Add Sunshine To Your Garden
Need a little chartreuse-lemon to 'pop' the darker areas of your landscape? Look no farther than this relatively new, wonderful bush!
Guaranteed to brighten the shady areas of your garden with its chartreuse foliage on salmon-red twigs, Illicium parviflorum 'Florida Sunshine' anise bush also bears white flowers in late spring. A hybrid seedling collected by Tony Avent, owner of Plant Delights in Raleigh, NC, this broadleaf evergreen shrub attains an upright (5' x 5'), rounded shape with open branches, especially in very shady situations.
Tony reports: "We brought three golden seedlings of the rare Florida endemic Illicium parviflorum back from a 2000 visit to Florida plantsman, Charles Webb. After several years of evaluation, we selected one plant for introduction as Illicium 'Florida Sunshine'. Our 9-year-old specimen has become a small shrub to 5' tall x 4' wide of anise-fragranced, chartreuse gold foliage during the spring and summer.
"As the weather cools in the fall, the leaf color brightens to screaming yellow, then to a near 'parchment' color by midwinter. During the same time, the upper stems take on a brilliant red cast, contrasting vividly with the leaves. In sun, the winter foliage will scorch, so we recommend this be grown in light shade ... a stunning beacon in the winter garden."
The evergreen leathery leaves are glossy and elongated ovals, emerging a bright chartreuse and maturing to a mild chartreuse or yellow-green. In late spring, white flowers are borne from the branches. Each blossom has many tepals (false petals), is not-so-pleasantly fragrant (smells like a wet dog!), and dangles downward. The penny-size fruits ripen from an olive color to brown and have the scent of anise, when crushed. They look like tiny pumpkins!

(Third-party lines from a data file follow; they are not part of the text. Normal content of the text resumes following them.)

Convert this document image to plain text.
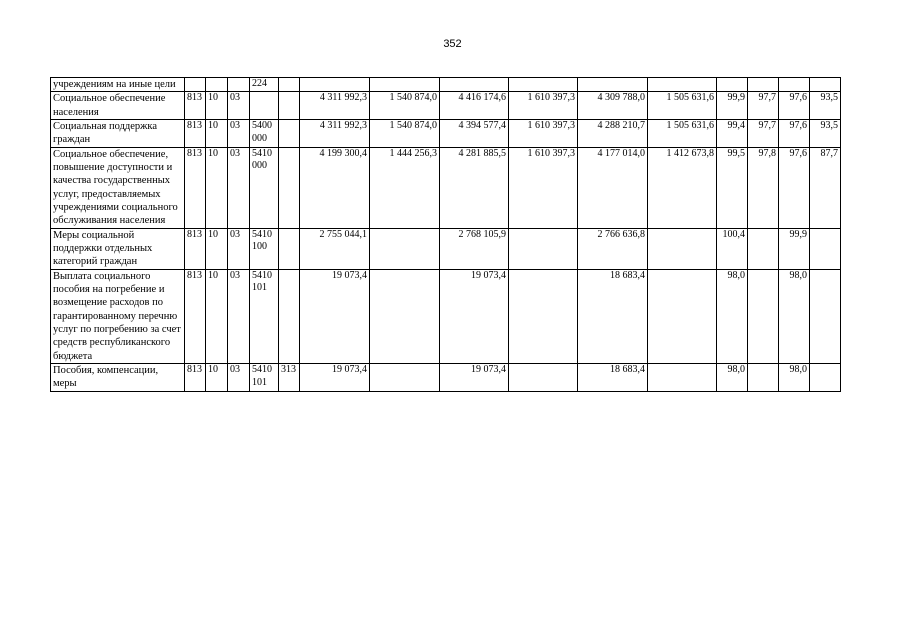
352
учреждениям на иные цели				224											
Социальное обеспечение населения	813	10	03			4 311 992,3	1 540 874,0	4 416 174,6	1 610 397,3	4 309 788,0	1 505 631,6	99,9	97,7	97,6	93,5
Социальная поддержка граждан	813	10	03	5400 000		4 311 992,3	1 540 874,0	4 394 577,4	1 610 397,3	4 288 210,7	1 505 631,6	99,4	97,7	97,6	93,5
Социальное обеспечение, повышение доступности и качества государственных услуг, предоставляемых учреждениями социального обслуживания населения	813	10	03	5410 000		4 199 300,4	1 444 256,3	4 281 885,5	1 610 397,3	4 177 014,0	1 412 673,8	99,5	97,8	97,6	87,7
Меры социальной поддержки отдельных категорий граждан	813	10	03	5410 100		2 755 044,1		2 768 105,9		2 766 636,8		100,4		99,9	
Выплата социального пособия на погребение и возмещение расходов по гарантированному перечню услуг по погребению за счет средств республиканского бюджета	813	10	03	5410 101		19 073,4		19 073,4		18 683,4		98,0		98,0	
Пособия, компенсации, меры	813	10	03	5410 101	313	19 073,4		19 073,4		18 683,4		98,0		98,0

Grow 'Florida Sunshine' in a lightly acid, organic-rich soil that is moist. This plant is best located in partial shade with morning sun to protect the foliage from bleaching to pale yellow or simply scorching. It is hardy in USDA zones 7 (our zone) to 10, and is not foraged by hungry deer.
My bush (this is its first year in my garden) really is a wonderful addition; certainly a 'pop' of sunshine especially as we move into winter!
Nancy Burns is a certified Master Gardener, Belle Haven Garden Club President for the past six years, co-author of two award-winning gardening books, member of the Landscape Designers' Group and the Landscape Design Council as well as being completely fascinated with gardening.
Eleni Silverman
9:03 am on Tuesday, November 29, 2011
Great column Nancy! Thanks for the introduction to this versatile new shrub.
Eleni Silverman
9:04 am on Tuesday, November 29, 2011
Love this column...always learning about new plant material hardy to our zone.